EMC reports flat Q4 as Dell takeover looms

Following its fourth quarter earnings call yesterday, storage giant EMC Corp. saw it’s shares fall to the lowest level since it announced to the world that it would be acquired by Dell Inc. in a blockbuster $67 billion deal.

EMC’s earnings were more or less in line with Wall Street’s expectations, with overall revenues declining slightly year-over-year. As a result, the company’s shares opened for trading at just $23.76, significantly lower than the $24.05 per share that privately held Dell has agreed to pay for the firm.

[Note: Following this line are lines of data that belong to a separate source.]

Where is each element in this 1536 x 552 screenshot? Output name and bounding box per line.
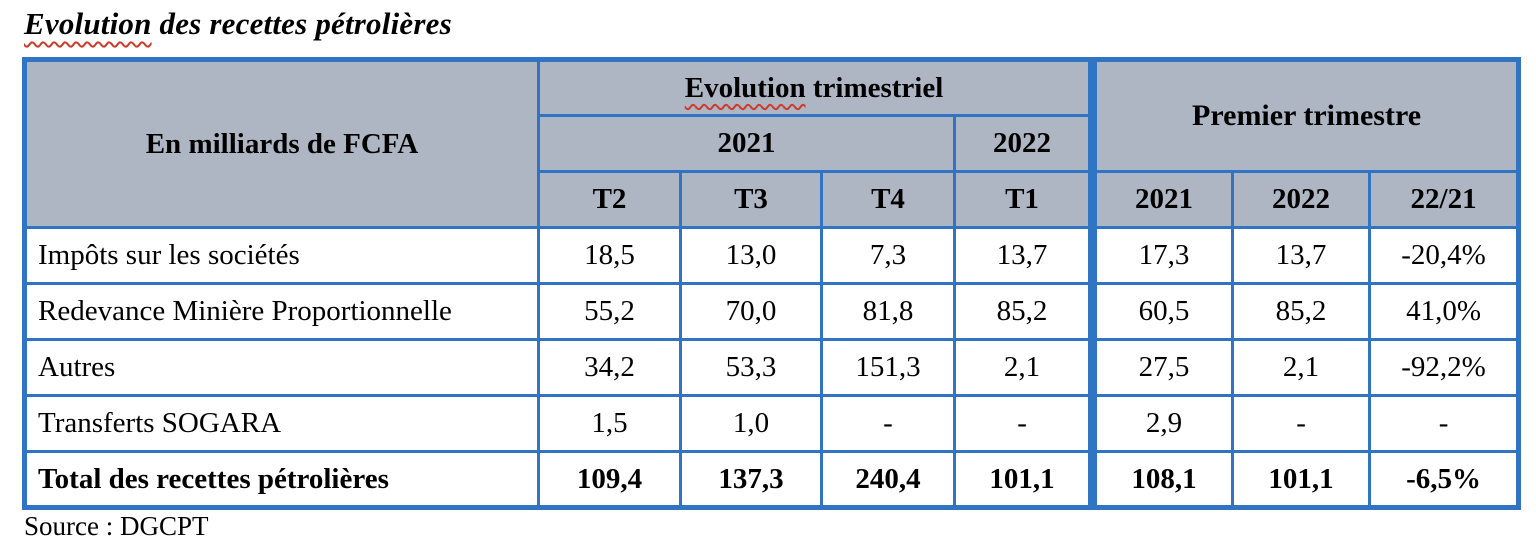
title-rest: des recettes pétrolières [151, 6, 452, 41]
table-row-sogara: Transferts SOGARA 1,5 1,0 - - 2,9 - - [23, 394, 1521, 453]
quarter-header-t1: T1 [952, 170, 1095, 229]
row-label: Redevance Minière Proportionnelle [23, 282, 540, 341]
premier-header-2022: 2022 [1231, 170, 1372, 229]
value-cell: -92,2% [1368, 338, 1521, 397]
row-label: Impôts sur les sociétés [23, 226, 540, 285]
value-cell: - [1368, 394, 1521, 453]
year-2021-header: 2021 [537, 114, 956, 173]
value-cell: 27,5 [1088, 338, 1235, 397]
value-cell: 101,1 [1231, 450, 1372, 509]
premier-header-ratio: 22/21 [1368, 170, 1521, 229]
value-cell: 1,5 [537, 394, 682, 453]
value-cell: -6,5% [1368, 450, 1521, 509]
value-cell: 101,1 [952, 450, 1095, 509]
quarterly-word-evolution: Evolution [684, 71, 806, 104]
value-cell: 13,7 [1231, 226, 1372, 285]
value-cell: 85,2 [1231, 282, 1372, 341]
value-cell: -20,4% [1368, 226, 1521, 285]
quarter-header-t3: T3 [679, 170, 823, 229]
row-label: Transferts SOGARA [23, 394, 540, 453]
row-label: Total des recettes pétrolières [23, 450, 540, 509]
header-row-columns: T2 T3 T4 T1 2021 2022 22/21 [25, 170, 1521, 229]
title-word-evolution: Evolution [24, 6, 152, 41]
value-cell: 7,3 [820, 226, 956, 285]
premier-header-2021: 2021 [1088, 170, 1235, 229]
value-cell: 17,3 [1088, 226, 1235, 285]
value-cell: - [1231, 394, 1372, 453]
quarter-header-t4: T4 [820, 170, 956, 229]
value-cell: 81,8 [820, 282, 956, 341]
oil-revenues-table: En milliards de FCFA Evolution trimestri… [22, 57, 1522, 510]
row-label: Autres [23, 338, 540, 397]
value-cell: 13,7 [952, 226, 1095, 285]
value-cell: 13,0 [679, 226, 823, 285]
value-cell: 1,0 [679, 394, 823, 453]
table-row-impots: Impôts sur les sociétés 18,5 13,0 7,3 13… [23, 226, 1521, 285]
table-row-autres: Autres 34,2 53,3 151,3 2,1 27,5 2,1 -92,… [23, 338, 1521, 397]
header-row-years: 2021 2022 [25, 114, 1519, 173]
corner-header-cell: En milliards de FCFA [23, 58, 540, 229]
value-cell: 109,4 [537, 450, 682, 509]
value-cell: 2,1 [1231, 338, 1372, 397]
value-cell: 18,5 [537, 226, 682, 285]
value-cell: 137,3 [679, 450, 823, 509]
value-cell: - [952, 394, 1095, 453]
quarterly-rest: trimestriel [805, 71, 944, 104]
value-cell: - [820, 394, 956, 453]
value-cell: 108,1 [1088, 450, 1235, 509]
value-cell: 151,3 [820, 338, 956, 397]
quarter-header-t2: T2 [537, 170, 682, 229]
table-row-total: Total des recettes pétrolières 109,4 137… [23, 450, 1521, 509]
value-cell: 41,0% [1368, 282, 1521, 341]
value-cell: 34,2 [537, 338, 682, 397]
value-cell: 240,4 [820, 450, 956, 509]
value-cell: 53,3 [679, 338, 823, 397]
page-title: Evolution des recettes pétrolières [24, 6, 452, 42]
group-header-quarterly: Evolution trimestriel [536, 58, 1095, 117]
value-cell: 2,1 [952, 338, 1095, 397]
value-cell: 2,9 [1088, 394, 1235, 453]
source-note: Source : DGCPT [24, 511, 209, 541]
year-2022-header: 2022 [952, 114, 1095, 173]
group-header-premier: Premier trimestre [1088, 58, 1521, 173]
table-row-redevance: Redevance Minière Proportionnelle 55,2 7… [23, 282, 1521, 341]
value-cell: 60,5 [1088, 282, 1235, 341]
value-cell: 70,0 [679, 282, 823, 341]
value-cell: 85,2 [952, 282, 1095, 341]
value-cell: 55,2 [537, 282, 682, 341]
header-row-groups: En milliards de FCFA Evolution trimestri… [23, 58, 1521, 229]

During the conference call yesterday, EMC CEO Joe Tucci reiterated what the company has been saying all along – that the transaction remains on track as per the original terms and timeline. Dell and EMC said last year they plan to complete the merger of the two firms by no later than October 2016.

According to Tucci, Dell and its partner Silber Lake will have no troubles in raising the necessary capital required to complete the acquisition. That would see Dell raising almost $50 billion in debt to finance the deal, but in recent weeks concerns have been raised that it may struggle to do so, due to a declining appetite for corporate debt among bond investors, and the 15 percent drop in EMC’s share price since the deal was announced.

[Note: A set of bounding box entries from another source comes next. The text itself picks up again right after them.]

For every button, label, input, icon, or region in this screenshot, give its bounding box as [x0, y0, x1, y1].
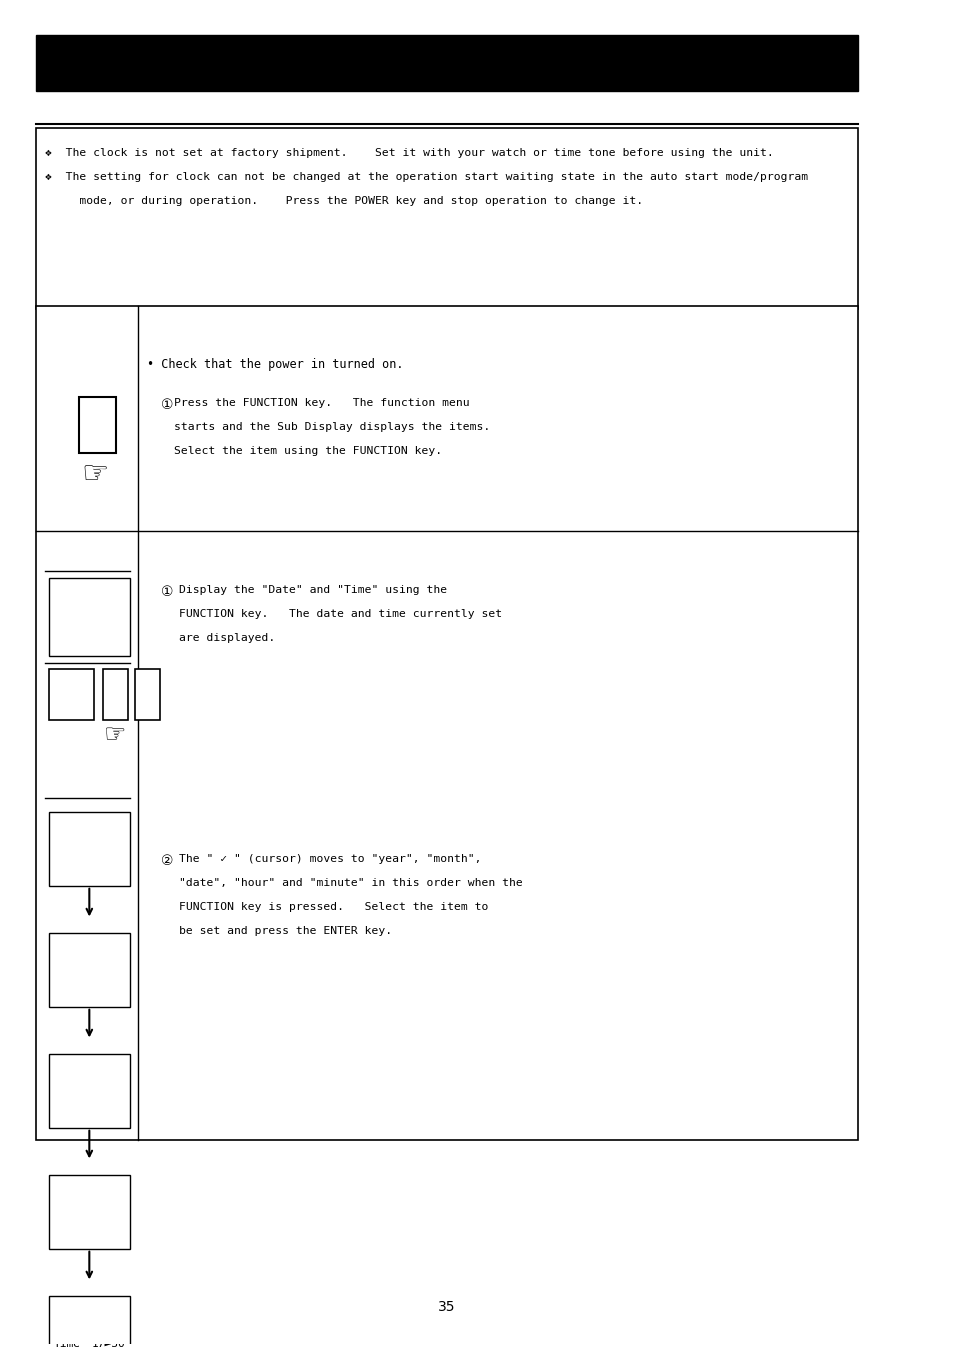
Bar [49, 670, 93, 721]
Text: Time: Time [53, 622, 80, 632]
Text: O: O [118, 612, 130, 625]
Bar [35, 128, 857, 309]
Text: ①: ① [161, 585, 173, 598]
Text: • Check that the power in turned on.: • Check that the power in turned on. [147, 358, 403, 370]
Text: ②: ② [161, 853, 173, 868]
Text: The " ✓ " (cursor) moves to "year", "month",: The " ✓ " (cursor) moves to "year", "mon… [178, 853, 480, 864]
Text: 2001/09►22: 2001/09►22 [57, 1071, 125, 1080]
Text: Press the FUNCTION key.   The function menu: Press the FUNCTION key. The function men… [174, 398, 469, 408]
Bar [78, 397, 116, 454]
Text: 35: 35 [437, 1300, 455, 1314]
Text: Select the item using the FUNCTION key.: Select the item using the FUNCTION key. [174, 447, 442, 456]
Text: Time: Time [53, 855, 80, 865]
Text: mode, or during operation.    Press the POWER key and stop operation to change i: mode, or during operation. Press the POW… [45, 196, 642, 207]
Text: Date: Date [53, 1191, 80, 1202]
Text: starts and the Sub Display displays the items.: starts and the Sub Display displays the … [174, 423, 490, 432]
Text: ►2001/09/22: ►2001/09/22 [51, 828, 125, 838]
Text: Date: Date [53, 1312, 80, 1322]
Bar [49, 1174, 130, 1249]
Text: ❖  The clock is not set at factory shipment.    Set it with your watch or time t: ❖ The clock is not set at factory shipme… [45, 148, 773, 158]
Text: 17:30: 17:30 [91, 976, 125, 986]
Bar [49, 578, 130, 656]
Bar [134, 670, 160, 721]
Text: 17:30: 17:30 [91, 855, 125, 865]
Text: 2001►09/22: 2001►09/22 [57, 949, 125, 958]
Text: Date: Date [53, 594, 80, 603]
Bar [49, 1296, 130, 1350]
Text: 17►30: 17►30 [91, 1339, 125, 1349]
Text: are displayed.: are displayed. [178, 633, 274, 643]
Text: ▼▲: ▼▲ [62, 688, 81, 702]
Text: FUNCTION key is pressed.   Select the item to: FUNCTION key is pressed. Select the item… [178, 902, 488, 913]
Bar [49, 811, 130, 886]
Text: 17:30: 17:30 [91, 1096, 125, 1107]
Text: Display the "Date" and "Time" using the: Display the "Date" and "Time" using the [178, 585, 446, 595]
Bar [35, 306, 857, 1139]
Text: ►17:30: ►17:30 [85, 1218, 125, 1227]
Text: Time: Time [53, 1339, 80, 1349]
Text: ☞: ☞ [104, 724, 127, 747]
Text: 2001/09/22: 2001/09/22 [57, 1312, 125, 1322]
Text: Time: Time [53, 1218, 80, 1227]
Text: be set and press the ENTER key.: be set and press the ENTER key. [178, 926, 392, 936]
Text: ①: ① [161, 398, 173, 412]
Bar [103, 670, 128, 721]
Bar [49, 1054, 130, 1127]
Text: Date: Date [53, 949, 80, 958]
Text: "date", "hour" and "minute" in this order when the: "date", "hour" and "minute" in this orde… [178, 878, 522, 888]
Bar [35, 35, 857, 92]
Text: ☞: ☞ [81, 460, 109, 489]
Text: Date: Date [53, 1071, 80, 1080]
Text: FUNCTION key.   The date and time currently set: FUNCTION key. The date and time currentl… [178, 609, 501, 618]
Text: 23:59: 23:59 [91, 622, 125, 632]
Text: Time: Time [53, 976, 80, 986]
Text: 2001/09/22: 2001/09/22 [57, 1191, 125, 1202]
Text: Date: Date [53, 828, 80, 838]
Bar [49, 933, 130, 1007]
Text: Time: Time [53, 1096, 80, 1107]
Text: ❖  The setting for clock can not be changed at the operation start waiting state: ❖ The setting for clock can not be chang… [45, 171, 807, 182]
Text: ►2001/09/22: ►2001/09/22 [51, 594, 125, 603]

“We are highly confident in the contractual terms we have in place, that we will meet those contractual terms,” Tucci insisted. “There are significant penalties in place both ways if this doesn’t happen. The banks are fully committed.”

EMC said it achieved earnings of $0.65 per share on fourth quarter revenues of $7 billion. Revenue from the sale of its products fell by five percent year-over-year to $4.1 billion, but this was partly offset by a six percent rise in services revenue to $2.9 billion. EMC’s fiscal year ended up with $24.8 billion in sales, one percent up from the year before.

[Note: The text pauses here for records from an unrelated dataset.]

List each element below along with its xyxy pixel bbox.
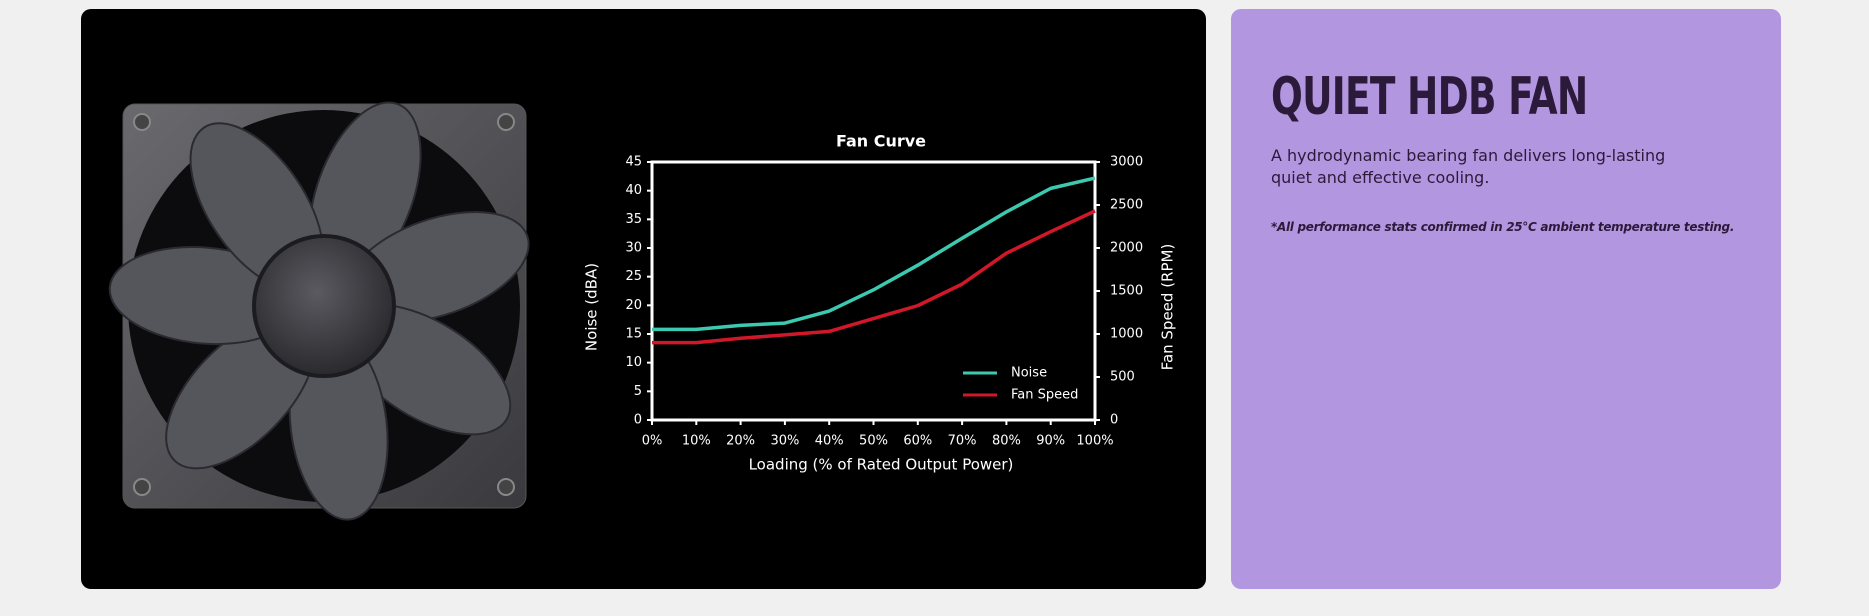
- y2-tick-label: 1000: [1110, 327, 1143, 342]
- x-tick-label: 50%: [859, 434, 888, 449]
- x-tick-label: 0%: [642, 434, 663, 449]
- info-card: QUIET HDB FAN A hydrodynamic bearing fan…: [1231, 9, 1781, 589]
- y-tick-label: 20: [625, 298, 642, 313]
- series-line: [652, 209, 1096, 345]
- x-tick-label: 60%: [903, 434, 932, 449]
- y2-tick-label: 0: [1110, 413, 1118, 428]
- x-tick-label: 10%: [682, 434, 711, 449]
- y2-tick-label: 2000: [1110, 241, 1143, 256]
- fan-hub: [252, 234, 396, 378]
- x-tick-label: 90%: [1036, 434, 1065, 449]
- y2-tick-label: 1500: [1110, 284, 1143, 299]
- y2-tick-label: 3000: [1110, 155, 1143, 170]
- y-tick-label: 5: [634, 384, 642, 399]
- y-tick-label: 15: [625, 327, 642, 342]
- y-tick-label: 0: [634, 413, 642, 428]
- panel-note: *All performance stats confirmed in 25°C…: [1271, 220, 1735, 234]
- chart-title: Fan Curve: [836, 132, 926, 151]
- y2-axis-title: Fan Speed (RPM): [1159, 244, 1177, 371]
- panel-title: QUIET HDB FAN: [1271, 67, 1588, 127]
- x-tick-label: 100%: [1076, 434, 1113, 449]
- x-axis-title: Loading (% of Rated Output Power): [749, 456, 1014, 474]
- x-tick-label: 70%: [948, 434, 977, 449]
- x-tick-label: 40%: [815, 434, 844, 449]
- y2-tick-label: 2500: [1110, 198, 1143, 213]
- y-tick-label: 10: [625, 355, 642, 370]
- y-tick-label: 30: [625, 241, 642, 256]
- y-axis-title: Noise (dBA): [583, 263, 601, 351]
- panel-description: A hydrodynamic bearing fan delivers long…: [1271, 146, 1666, 187]
- y-tick-label: 25: [625, 269, 642, 284]
- y-tick-label: 40: [625, 183, 642, 198]
- legend-label: Noise: [1011, 366, 1047, 381]
- fan-image: [108, 101, 530, 521]
- y-tick-label: 45: [625, 155, 642, 170]
- legend-label: Fan Speed: [1011, 388, 1078, 403]
- y-tick-label: 35: [625, 212, 642, 227]
- x-tick-label: 30%: [770, 434, 799, 449]
- fan-screws: [133, 113, 515, 496]
- x-tick-label: 20%: [726, 434, 755, 449]
- y2-tick-label: 500: [1110, 370, 1135, 385]
- x-tick-label: 80%: [992, 434, 1021, 449]
- series-line: [652, 176, 1096, 332]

However, the biggest concern was that EMC’s main information infrastructure business saw sales fall four percent year-over-year to $5.1 billion, though this was adjusted to just one percent when taking into account the effect of the strong US dollar. EMC’s sales in Asia and North America were flat, but declined by one percent in Europe and 16 percent in Latin America.

Also yesterday, EMC said it was appointing chief accounting office Denis Cashman as its new CFO, replacing Zane Rowe, who takes the CFO chair at EMC subsidiary VMware Inc.

There was a bright spot for EMC at Pivotal Software Inc., the Federation’s Big Data and analytics product vendor, which saw revenues rise by 25 percent to $82 million. Pivotal finished the year with an encouraging $267 million in revenues, accounting for around one percent of EMC’s total revenue.